The Shade Under the Mango Tree is an epistolary novel about a sheltered young woman hungry for adventure. Inspired by a young man who’s travelled the world, she goes to a rural village in Asia and steps into world steeped in an ancient culture and a deadly history. What she finds there defies anything she could have imagined. Will she leave this world unscathed?
As an epistolary novel, a good part of the story is told through a journal. I got inspired to write it when, one day, as I was rummaging through old pieces of paper in the garage, I came across a few on which I’ve poured either my frustration or anger. Things I couldn’t tell the object of those emotions in person. There was also a little notebook, about 2.5x4 inches filled with my thoughts, and lyrics, or poetry I collected when I was a teenager. So I thought, why not an epistolary novel?
Tell us about your publishing process. What was it like? Did you go indie or the traditional way?
I’ve been self-publishing since 2012. I like the independence. I submitted my first novel to a publishing house but confronted right away that my story must follow certain conventions. I got a letter back from the publisher telling me I wrote quite well but “cheating by the hero wouldn’t go well with their readers.’ A book needs salable tropes for every genre.
How did you choose the title for your book? Did it come to you right away, before you started writing it, or did it come later?
This book went through at least three changes in the title. I don’t remember the first but the one before the current title was The More She Knows. Then I came up with the last after deciding to end the story where it started—under the shade of a mango tree in Hawaii.

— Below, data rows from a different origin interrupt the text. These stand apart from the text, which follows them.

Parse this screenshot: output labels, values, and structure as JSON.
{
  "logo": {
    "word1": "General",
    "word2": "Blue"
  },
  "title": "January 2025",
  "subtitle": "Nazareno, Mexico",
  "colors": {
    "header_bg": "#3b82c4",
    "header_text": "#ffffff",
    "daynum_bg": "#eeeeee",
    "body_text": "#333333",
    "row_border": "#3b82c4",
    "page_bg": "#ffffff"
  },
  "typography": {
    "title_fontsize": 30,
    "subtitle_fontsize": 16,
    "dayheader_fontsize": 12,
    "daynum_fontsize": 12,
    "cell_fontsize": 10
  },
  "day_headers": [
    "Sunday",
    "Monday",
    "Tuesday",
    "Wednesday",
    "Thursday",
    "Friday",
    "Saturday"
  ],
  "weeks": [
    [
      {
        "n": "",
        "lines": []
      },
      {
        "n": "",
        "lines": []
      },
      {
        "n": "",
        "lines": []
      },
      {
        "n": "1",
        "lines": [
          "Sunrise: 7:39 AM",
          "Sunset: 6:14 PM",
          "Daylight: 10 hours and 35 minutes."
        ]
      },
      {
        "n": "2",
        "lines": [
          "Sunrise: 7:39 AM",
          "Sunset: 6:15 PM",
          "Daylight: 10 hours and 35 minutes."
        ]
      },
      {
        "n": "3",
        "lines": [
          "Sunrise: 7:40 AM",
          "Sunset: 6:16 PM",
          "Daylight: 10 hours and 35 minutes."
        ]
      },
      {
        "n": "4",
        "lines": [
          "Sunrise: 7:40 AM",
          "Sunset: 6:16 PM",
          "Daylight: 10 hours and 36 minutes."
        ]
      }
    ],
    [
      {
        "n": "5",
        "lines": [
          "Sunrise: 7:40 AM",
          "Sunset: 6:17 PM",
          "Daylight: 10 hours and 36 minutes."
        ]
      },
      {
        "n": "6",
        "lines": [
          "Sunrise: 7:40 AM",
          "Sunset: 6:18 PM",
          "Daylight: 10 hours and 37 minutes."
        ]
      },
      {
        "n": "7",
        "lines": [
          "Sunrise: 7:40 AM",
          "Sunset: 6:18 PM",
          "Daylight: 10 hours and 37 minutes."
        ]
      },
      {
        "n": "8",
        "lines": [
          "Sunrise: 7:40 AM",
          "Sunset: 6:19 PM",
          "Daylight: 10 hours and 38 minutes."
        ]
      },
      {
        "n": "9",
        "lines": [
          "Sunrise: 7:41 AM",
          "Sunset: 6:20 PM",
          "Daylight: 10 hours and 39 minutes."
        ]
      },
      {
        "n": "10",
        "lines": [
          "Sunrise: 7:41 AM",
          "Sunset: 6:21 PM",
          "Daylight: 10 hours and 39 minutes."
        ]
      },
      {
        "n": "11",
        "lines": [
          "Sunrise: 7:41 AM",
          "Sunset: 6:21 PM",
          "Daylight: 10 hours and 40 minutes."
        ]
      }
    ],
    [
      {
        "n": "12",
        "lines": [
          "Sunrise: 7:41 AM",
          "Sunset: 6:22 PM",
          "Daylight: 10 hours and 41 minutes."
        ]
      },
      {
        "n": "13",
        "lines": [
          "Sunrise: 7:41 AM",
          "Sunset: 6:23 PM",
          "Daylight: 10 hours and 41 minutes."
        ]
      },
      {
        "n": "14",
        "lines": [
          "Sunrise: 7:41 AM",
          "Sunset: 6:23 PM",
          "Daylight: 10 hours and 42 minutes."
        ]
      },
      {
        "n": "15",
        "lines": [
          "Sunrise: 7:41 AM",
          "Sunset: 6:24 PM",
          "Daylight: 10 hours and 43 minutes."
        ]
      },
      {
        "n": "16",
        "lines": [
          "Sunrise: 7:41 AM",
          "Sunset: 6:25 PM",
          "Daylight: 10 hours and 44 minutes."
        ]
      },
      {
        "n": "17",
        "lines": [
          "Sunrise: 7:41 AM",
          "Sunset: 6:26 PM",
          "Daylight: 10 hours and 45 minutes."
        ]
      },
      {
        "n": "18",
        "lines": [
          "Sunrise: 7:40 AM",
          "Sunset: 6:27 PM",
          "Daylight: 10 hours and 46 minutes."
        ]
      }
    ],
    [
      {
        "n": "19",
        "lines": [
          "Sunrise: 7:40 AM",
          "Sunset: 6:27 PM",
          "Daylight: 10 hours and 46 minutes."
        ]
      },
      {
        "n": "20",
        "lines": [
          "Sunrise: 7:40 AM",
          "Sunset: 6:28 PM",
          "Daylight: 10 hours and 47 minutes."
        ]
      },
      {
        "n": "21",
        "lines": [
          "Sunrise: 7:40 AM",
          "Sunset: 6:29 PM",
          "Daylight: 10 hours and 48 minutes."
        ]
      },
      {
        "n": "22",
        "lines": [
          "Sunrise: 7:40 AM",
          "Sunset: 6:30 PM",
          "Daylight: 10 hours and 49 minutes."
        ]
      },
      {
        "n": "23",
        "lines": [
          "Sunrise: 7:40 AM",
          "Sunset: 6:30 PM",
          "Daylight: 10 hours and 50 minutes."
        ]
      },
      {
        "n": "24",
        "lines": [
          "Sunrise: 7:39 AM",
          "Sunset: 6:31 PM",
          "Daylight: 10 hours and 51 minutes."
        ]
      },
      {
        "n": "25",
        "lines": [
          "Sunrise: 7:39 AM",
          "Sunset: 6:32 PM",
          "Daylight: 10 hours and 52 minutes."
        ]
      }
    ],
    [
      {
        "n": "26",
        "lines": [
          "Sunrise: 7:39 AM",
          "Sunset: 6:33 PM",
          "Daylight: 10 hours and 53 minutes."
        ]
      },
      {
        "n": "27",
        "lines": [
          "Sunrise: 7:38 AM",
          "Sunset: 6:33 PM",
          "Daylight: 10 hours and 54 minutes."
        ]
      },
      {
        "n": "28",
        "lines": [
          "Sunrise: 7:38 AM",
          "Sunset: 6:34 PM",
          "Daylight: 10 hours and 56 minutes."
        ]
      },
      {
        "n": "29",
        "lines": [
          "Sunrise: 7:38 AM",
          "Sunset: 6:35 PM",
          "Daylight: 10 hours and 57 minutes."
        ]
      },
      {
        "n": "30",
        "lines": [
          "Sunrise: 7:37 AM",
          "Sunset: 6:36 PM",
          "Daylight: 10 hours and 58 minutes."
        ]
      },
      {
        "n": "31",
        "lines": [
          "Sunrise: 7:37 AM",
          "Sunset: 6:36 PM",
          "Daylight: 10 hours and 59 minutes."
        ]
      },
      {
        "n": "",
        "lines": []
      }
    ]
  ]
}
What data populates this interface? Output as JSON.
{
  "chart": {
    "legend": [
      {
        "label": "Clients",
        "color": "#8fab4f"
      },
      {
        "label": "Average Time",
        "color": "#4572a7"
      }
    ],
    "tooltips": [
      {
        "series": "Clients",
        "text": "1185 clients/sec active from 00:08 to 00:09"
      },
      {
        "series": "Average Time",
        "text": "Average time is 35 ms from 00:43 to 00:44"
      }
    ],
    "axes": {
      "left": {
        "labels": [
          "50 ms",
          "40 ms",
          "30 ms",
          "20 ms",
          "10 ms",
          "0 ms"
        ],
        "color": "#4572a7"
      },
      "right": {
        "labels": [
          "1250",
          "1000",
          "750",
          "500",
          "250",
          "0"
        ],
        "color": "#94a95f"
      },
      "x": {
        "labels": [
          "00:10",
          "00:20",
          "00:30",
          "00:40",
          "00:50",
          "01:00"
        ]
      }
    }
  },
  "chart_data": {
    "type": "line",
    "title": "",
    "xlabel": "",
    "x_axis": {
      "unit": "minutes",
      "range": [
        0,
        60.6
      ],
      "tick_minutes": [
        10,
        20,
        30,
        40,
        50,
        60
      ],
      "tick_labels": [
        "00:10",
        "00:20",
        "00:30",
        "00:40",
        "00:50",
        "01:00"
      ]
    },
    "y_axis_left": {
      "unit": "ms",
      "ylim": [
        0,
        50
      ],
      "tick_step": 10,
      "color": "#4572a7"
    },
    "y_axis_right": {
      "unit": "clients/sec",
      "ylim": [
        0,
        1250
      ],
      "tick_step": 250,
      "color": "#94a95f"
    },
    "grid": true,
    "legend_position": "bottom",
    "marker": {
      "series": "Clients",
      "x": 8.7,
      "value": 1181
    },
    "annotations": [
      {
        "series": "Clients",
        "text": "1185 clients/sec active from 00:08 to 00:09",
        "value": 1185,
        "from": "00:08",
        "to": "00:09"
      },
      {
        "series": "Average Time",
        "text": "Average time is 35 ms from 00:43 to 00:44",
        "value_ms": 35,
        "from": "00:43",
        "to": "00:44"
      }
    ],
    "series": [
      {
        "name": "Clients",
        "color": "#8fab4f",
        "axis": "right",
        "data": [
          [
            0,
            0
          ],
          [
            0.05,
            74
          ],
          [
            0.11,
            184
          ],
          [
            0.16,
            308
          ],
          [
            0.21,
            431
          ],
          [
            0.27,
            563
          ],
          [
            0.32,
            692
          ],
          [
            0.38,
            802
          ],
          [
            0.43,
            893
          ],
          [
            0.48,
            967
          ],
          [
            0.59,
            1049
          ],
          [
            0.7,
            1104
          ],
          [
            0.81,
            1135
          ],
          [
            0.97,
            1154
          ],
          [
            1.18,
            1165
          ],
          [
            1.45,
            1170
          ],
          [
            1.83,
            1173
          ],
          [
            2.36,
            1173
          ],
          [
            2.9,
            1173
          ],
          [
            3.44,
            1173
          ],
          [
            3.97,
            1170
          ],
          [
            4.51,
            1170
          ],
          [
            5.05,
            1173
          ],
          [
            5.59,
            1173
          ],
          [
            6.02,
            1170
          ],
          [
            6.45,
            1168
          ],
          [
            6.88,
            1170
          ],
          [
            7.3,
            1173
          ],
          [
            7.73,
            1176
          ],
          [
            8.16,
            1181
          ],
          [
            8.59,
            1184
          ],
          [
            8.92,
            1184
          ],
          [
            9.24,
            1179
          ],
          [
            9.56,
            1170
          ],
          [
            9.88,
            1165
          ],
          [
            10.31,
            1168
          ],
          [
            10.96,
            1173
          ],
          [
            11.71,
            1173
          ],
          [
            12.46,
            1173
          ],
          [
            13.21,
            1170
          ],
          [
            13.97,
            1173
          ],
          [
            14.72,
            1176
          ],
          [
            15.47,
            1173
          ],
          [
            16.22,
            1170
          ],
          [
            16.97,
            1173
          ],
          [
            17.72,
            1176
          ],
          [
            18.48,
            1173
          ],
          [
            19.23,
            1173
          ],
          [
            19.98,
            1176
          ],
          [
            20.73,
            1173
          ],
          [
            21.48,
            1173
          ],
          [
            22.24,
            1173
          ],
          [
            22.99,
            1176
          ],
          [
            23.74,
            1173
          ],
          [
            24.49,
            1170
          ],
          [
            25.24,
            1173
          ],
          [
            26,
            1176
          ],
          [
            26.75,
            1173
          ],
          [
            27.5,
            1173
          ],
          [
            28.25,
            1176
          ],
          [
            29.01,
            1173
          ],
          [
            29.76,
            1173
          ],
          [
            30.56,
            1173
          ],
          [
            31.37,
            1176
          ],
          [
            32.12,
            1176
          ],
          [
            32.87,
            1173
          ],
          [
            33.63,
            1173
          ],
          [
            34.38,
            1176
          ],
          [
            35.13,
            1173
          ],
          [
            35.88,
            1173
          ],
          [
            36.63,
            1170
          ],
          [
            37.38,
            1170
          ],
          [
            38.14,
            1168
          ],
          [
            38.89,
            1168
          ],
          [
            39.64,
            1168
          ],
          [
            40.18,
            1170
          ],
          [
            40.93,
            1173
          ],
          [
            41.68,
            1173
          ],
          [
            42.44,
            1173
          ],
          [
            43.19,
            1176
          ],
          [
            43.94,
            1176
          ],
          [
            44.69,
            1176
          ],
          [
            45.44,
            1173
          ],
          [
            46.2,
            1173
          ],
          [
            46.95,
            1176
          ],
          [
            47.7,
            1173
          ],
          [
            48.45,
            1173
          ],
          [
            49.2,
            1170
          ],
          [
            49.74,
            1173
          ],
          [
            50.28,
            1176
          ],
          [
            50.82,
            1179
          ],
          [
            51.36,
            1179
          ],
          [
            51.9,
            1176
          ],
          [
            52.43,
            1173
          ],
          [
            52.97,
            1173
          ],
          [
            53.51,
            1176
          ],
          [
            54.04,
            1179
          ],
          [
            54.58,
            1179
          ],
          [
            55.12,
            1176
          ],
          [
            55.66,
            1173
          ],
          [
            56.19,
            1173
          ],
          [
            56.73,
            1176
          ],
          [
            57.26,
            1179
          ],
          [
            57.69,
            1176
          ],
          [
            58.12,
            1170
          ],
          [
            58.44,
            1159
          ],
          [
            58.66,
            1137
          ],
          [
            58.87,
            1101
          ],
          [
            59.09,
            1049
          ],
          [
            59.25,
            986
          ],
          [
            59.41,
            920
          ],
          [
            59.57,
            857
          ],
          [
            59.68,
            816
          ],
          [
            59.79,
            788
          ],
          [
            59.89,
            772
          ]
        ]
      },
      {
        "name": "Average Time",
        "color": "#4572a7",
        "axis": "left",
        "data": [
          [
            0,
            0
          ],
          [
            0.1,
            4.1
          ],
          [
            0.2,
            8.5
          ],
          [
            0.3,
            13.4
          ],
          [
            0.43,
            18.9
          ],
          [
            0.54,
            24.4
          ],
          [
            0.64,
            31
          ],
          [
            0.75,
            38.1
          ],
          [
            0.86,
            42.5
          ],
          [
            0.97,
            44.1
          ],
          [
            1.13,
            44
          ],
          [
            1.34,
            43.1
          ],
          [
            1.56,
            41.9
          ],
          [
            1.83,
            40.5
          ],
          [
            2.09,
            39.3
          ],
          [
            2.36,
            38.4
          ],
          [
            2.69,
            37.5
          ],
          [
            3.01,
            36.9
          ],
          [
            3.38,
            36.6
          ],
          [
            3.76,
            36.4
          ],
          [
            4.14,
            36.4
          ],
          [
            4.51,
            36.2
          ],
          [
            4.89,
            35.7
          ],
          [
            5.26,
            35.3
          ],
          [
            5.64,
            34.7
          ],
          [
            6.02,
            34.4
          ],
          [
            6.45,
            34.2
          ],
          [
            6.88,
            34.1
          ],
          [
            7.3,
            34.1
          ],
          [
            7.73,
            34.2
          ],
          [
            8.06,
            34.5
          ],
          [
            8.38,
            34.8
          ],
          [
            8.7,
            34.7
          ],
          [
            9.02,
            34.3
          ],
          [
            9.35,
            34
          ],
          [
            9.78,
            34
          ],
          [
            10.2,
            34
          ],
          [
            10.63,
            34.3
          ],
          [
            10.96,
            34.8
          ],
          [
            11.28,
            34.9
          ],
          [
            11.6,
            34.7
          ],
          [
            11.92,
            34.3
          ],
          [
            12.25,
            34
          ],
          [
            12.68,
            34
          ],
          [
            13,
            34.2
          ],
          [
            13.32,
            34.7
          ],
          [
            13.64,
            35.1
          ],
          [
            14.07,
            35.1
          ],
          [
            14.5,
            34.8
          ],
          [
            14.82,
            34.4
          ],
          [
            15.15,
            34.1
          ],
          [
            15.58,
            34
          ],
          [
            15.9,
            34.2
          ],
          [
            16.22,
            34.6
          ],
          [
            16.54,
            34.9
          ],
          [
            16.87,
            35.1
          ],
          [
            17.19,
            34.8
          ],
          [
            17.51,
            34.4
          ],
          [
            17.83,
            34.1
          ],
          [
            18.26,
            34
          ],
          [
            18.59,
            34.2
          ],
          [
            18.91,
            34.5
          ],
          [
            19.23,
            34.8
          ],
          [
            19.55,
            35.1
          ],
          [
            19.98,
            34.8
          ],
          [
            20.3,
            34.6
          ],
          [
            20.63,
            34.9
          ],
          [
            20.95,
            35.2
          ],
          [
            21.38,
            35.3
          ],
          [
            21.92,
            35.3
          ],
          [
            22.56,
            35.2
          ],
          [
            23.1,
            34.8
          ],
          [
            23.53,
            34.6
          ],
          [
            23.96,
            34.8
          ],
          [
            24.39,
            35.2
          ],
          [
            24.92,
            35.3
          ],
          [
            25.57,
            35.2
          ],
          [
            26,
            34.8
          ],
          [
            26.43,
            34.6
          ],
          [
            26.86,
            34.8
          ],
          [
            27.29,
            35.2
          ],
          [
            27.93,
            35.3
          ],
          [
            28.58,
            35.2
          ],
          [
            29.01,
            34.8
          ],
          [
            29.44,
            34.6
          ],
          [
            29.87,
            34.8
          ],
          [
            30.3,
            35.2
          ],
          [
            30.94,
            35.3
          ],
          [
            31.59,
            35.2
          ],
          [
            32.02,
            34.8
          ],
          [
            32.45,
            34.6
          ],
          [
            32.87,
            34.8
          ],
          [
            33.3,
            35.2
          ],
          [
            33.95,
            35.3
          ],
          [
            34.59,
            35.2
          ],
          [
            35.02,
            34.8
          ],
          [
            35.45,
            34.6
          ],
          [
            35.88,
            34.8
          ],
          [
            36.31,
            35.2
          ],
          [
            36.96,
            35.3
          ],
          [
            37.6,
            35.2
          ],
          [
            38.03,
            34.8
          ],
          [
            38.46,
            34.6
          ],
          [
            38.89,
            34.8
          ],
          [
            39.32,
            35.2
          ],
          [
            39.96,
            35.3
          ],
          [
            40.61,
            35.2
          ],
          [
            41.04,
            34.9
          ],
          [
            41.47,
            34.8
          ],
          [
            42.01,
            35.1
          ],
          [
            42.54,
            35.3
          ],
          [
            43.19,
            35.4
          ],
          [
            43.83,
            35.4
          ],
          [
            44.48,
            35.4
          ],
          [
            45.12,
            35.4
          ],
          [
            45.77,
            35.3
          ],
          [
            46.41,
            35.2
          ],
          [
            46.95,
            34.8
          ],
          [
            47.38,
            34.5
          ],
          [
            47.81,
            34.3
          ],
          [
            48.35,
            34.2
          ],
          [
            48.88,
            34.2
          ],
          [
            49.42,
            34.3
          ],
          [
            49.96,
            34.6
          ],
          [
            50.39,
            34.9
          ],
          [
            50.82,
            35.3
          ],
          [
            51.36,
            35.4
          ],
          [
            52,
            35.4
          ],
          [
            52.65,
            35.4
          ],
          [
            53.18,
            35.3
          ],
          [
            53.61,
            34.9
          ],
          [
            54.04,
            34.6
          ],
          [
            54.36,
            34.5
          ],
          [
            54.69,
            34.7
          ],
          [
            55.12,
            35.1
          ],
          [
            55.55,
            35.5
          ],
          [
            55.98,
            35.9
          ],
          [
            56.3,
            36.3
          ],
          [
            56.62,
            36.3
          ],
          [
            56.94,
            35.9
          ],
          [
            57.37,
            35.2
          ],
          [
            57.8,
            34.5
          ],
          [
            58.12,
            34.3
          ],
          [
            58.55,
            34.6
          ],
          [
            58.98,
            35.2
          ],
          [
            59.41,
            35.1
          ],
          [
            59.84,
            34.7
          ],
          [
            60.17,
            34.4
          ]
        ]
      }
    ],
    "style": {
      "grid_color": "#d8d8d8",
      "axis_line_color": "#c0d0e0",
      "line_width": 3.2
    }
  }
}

Tell us about the cover design process. Did you have a basic idea of what your book cover would be like?
I began with no idea. So I looked through a lot of book covers in the genre that would best fit the book, but found nothing that seemed right. There are very few contemporary fiction books with a multicultural slant. The next thing I did was skim through countless images in stock photo sites like Shutterfly. Nothing. When I changed the title, I decided an image with mangos or a tree might work.
Who is your cover designer and how did you find him/her?
The current book cover on Amazon is a premade cover I got on bookcoverzone.com. I thought it fitted the mood of the book with the tree and a yellow moon behind it. I requested a professional graphic designer on fiverr.com to do a cover. She’ll be done in time for the release date and I’ll have to decide if I’ll change to that cover or not. I rather like the one I got from bookcoverzone.com.
Before I went searching, I contacted two book cover designers who’ve done my previous books. They’re both very busy, it seems, because they never responded to my request. It did say on the website of one of them that she’s not accepting work for new custom-made covers at the moment.
How was your experience working with the designer?
The designers I’ve worked with have been responsive. That’s why I contacted the two I’ve worked with in the past.
What has been the readers’ response to your cover?
I don’t know. As of this writing, the book hasn’t been released although it’s already up on Amazon for pre-order.
What tips would you give to authors who are looking for a cover designer?
Always start skimming through covers in your genre. Trends do change, though. It seems that graphics age gaining popularity again.
Anything else you’d like to say about your book?
No. Just thanks for having my latest book on your blog.